When my sister Lizzie came back from her honeymoon, she brought me a small wooden carving of a man sitting down, his head tilted to the side and resting on the palm of his hand.

He doesn't have any facial features, but I've always imagined him to be quite glum, as if he has spent a long time alone chasing his thoughts and is pretending not to notice that they never go anywhere.

When the gift was given, I had felt that way quite a lot of the time for quite a while, and it was about as much fun as it sounds.  It's just a little token and it's likely I'm reading way too much into the gift (although maybe not!) but I was quite touched when I received it, and it's sitting on our mantelpiece today.

Martin

My primary school education was a little bit weird.  It took a couple of years for everyone to agree that the standard curriculum was doing me more harm than good and to decide what to do about it.  In the end, I was taken out of regular classes, became "non-graded" and was assigned to a teacher named Martin Chance.  Whichever class he taught, I'd be there in the back, sometimes working with the class but mostly doing something else that he had assigned.

He taught me Go, tried valiantly to make me a good chess player, insisted that I read things I didn't like, which at the time included "The Tempest", "A Coral Island" and "War of the Worlds".  Where I wanted to focus on maths and programming, Martin insisted on teaching me philosophy, history and geography.

Martin became a friend of the family, and after I finished primary school I'd still go over to his place to talk or to mow the lawn or whatever.  Although in later years we drifted apart, I still consider him a great friend and can't help but acknowledge the great positive influence he has been in my life.

Which is pretty much the reason I keep a small wooden box with a pair of Baoding balls in it.

Tilly

I love my nieces, and probably the worst thing about being an expat is that I only get to see them very rarely.  The main reason I still have a Facebook account is because that's the place I'm most likely to find new photos of them.

We've yet to receive anything from Georgia, our youngest niece, but if you looked around our flat for long enough you would find a drawing of Aunty Jolie & myself, standing underneath a London rainbow next to some flowers, as well as a cardboard canary, with wings made by cutting around the outlines of a pair of small hands.

Bice

(Ah ha ha!
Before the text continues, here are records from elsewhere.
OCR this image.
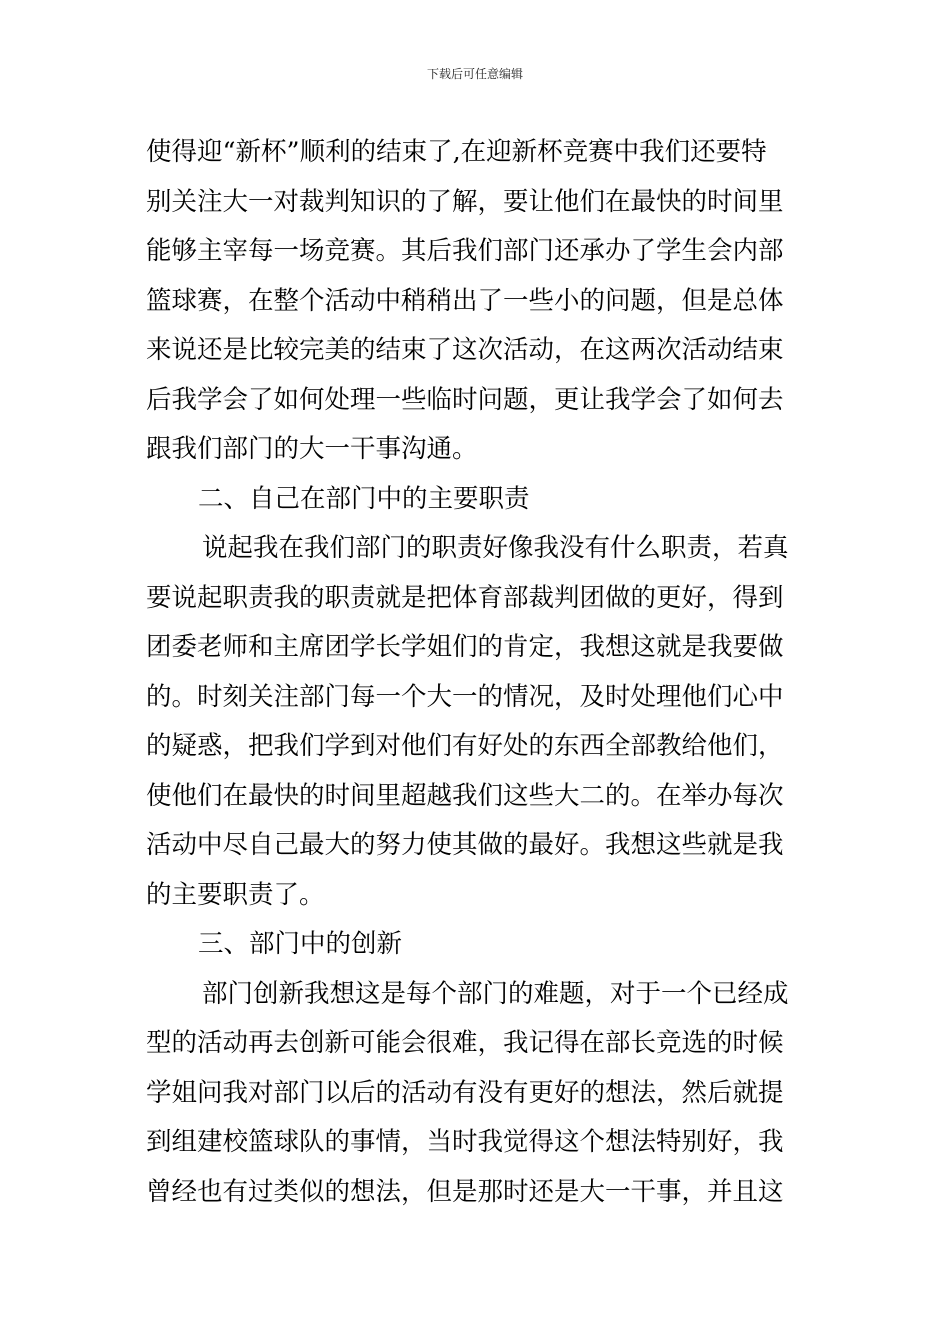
下载后可任意编辑
使得迎“新杯”顺利的结束了,在迎新杯竞赛中我们还要特
别关注大一对裁判知识的了解，要让他们在最快的时间里
能够主宰每一场竞赛。其后我们部门还承办了学生会内部
篮球赛，在整个活动中稍稍出了一些小的问题，但是总体
来说还是比较完美的结束了这次活动，在这两次活动结束
后我学会了如何处理一些临时问题，更让我学会了如何去
跟我们部门的大一干事沟通。
二、自己在部门中的主要职责
说起我在我们部门的职责好像我没有什么职责，若真
要说起职责我的职责就是把体育部裁判团做的更好，得到
团委老师和主席团学长学姐们的肯定，我想这就是我要做
的。时刻关注部门每一个大一的情况，及时处理他们心中
的疑惑，把我们学到对他们有好处的东西全部教给他们，
使他们在最快的时间里超越我们这些大二的。在举办每次
活动中尽自己最大的努力使其做的最好。我想这些就是我
的主要职责了。
三、部门中的创新
部门创新我想这是每个部门的难题，对于一个已经成
型的活动再去创新可能会很难，我记得在部长竞选的时候
学姐问我对部门以后的活动有没有更好的想法，然后就提
到组建校篮球队的事情，当时我觉得这个想法特别好，我
曾经也有过类似的想法，但是那时还是大一干事，并且这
Hoisted by your own petard!)

Because sometimes it's okay to conform unthinkingly to your gender stereotype, I haven't owned a fluffy stuffed toy in years.  I have Bice to thank for changing that.

For a while, I've wanted to own a dog – a big dog, like a Newfoundland Terrier.  But for all of that time, I haven't felt as if I could responsibly own one.  As a renter, I didn't want to be forced to move somewhere I couldn't have pets and I used to travel quite a lot for work.

I explained this to Bice once.  The way I put it was that my five year plan was to own a dog, and that getting a mortgage was a step in the middle.

I also explained it to Joliette while we were courting each other.  It's important to make sure that you have the same priorities before making a commitment, no?  She isn't as set on a Newfie as I am, but we are both equally torn between our desire to keep living centrally in London and for a big, slobbering, canine friend.

When Bice visited for our wedding, he somehow remembered our offhand conversation, and brought us a plush black Newfoundland, whom Jolie & I promptly christened Mortgage.